Кто это был? Турумбет, жаждавший мести? Или тот, неизвестный, кто убил Айтбая?.. «А Турумбет и тот неизвестный не одно и то же лицо?» — мелькнула догадка.
Но времени для размышлений не было.
— Мама! Мама! — громко позвала Джумагуль. — Тут кто-то есть. Дай-ка топор! Постучи Туребаю, пусть выйдет!..
Она помнила, что единственный топор, который у них был, отобрал лесничий, что Туребай не вернулся из города, но чем еще могла она припугнуть ночного гостя?
Вскоре за дверью послышались торопливые шаги, и все смолкло.

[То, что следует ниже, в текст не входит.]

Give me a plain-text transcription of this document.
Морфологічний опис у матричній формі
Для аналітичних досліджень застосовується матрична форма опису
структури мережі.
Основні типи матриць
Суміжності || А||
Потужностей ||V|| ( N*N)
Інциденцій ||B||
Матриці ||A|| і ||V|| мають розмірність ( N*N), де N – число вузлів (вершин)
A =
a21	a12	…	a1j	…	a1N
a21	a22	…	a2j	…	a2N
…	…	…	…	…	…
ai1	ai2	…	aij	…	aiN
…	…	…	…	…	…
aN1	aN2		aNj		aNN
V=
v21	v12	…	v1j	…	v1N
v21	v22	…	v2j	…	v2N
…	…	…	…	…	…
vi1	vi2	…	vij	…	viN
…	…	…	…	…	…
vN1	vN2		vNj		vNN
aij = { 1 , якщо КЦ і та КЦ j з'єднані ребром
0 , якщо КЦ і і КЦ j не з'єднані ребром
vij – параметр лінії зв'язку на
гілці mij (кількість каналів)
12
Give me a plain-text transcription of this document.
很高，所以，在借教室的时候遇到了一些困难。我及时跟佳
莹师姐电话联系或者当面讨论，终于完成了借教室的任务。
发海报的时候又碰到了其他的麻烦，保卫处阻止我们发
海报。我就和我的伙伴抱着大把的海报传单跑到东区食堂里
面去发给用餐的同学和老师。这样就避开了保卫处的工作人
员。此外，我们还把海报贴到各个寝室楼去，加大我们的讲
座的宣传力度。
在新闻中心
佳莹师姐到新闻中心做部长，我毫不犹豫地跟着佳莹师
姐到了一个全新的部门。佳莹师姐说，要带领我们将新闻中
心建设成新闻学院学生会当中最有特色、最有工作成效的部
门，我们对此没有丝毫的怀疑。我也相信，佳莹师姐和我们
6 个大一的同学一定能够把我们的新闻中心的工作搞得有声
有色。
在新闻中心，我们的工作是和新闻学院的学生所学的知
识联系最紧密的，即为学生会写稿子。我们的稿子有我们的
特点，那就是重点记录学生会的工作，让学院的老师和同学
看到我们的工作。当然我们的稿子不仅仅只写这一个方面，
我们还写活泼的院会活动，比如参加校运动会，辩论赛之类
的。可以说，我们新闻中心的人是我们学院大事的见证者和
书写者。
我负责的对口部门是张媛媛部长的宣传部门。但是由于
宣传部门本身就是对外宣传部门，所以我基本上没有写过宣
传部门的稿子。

Джумагуль постояла еще у порога и вся в холодном поту вернулась к постели.
Утром она сказала Санем:
— Я все обдумала, мама. Я поеду в Чимбай...
27
Первым делом Джумагуль направилась к дому, где в прошлый раз беседовала с Нурлыбаем и Ивановой. За фанерной перегородкой сидел незнакомый мужчина. Это непредвиденное обстоятельство озадачило Джумагуль. Она вышла на улицу и долго ходила по площади, размышляя, как же ей быть. Можно было, конечно, спросить у того незнакомца, где Нурлыбай и как его разыскать. Но разве можно просто вот так подойти и спросить у мужчины? Однако, сколько Джумагуль ни думала, другого выхода не оставалось. Она вернулась в дом, робко просунула голову за перегородку.
— Здравствуйте.
— Здравствуй, — сердито буркнул мужчина, и от этого Джумагуль совсем потерялась. Чтобы как-то задобрить мужчину, она решила твердо придерживаться тех правил хорошего тона, которым учили ее с детства. Именно поэтому она очень вежливо поинтересовалась:
— Как вы себя чувствуете?
Мужчина по-тараканьи шевельнул усами, удивленно приподнял брови. Но это не остановило Джумагуль:
— Как жена, дети? Все ли здоровы?
— Чего тебе нужно? — гаркнул мужчина так, что звякнули стекла.
— Нурлыбай...
— Какой еще Нурлыбай?
— С Ивановой который.
— Как приехал, так и уехал. Иванова тоже.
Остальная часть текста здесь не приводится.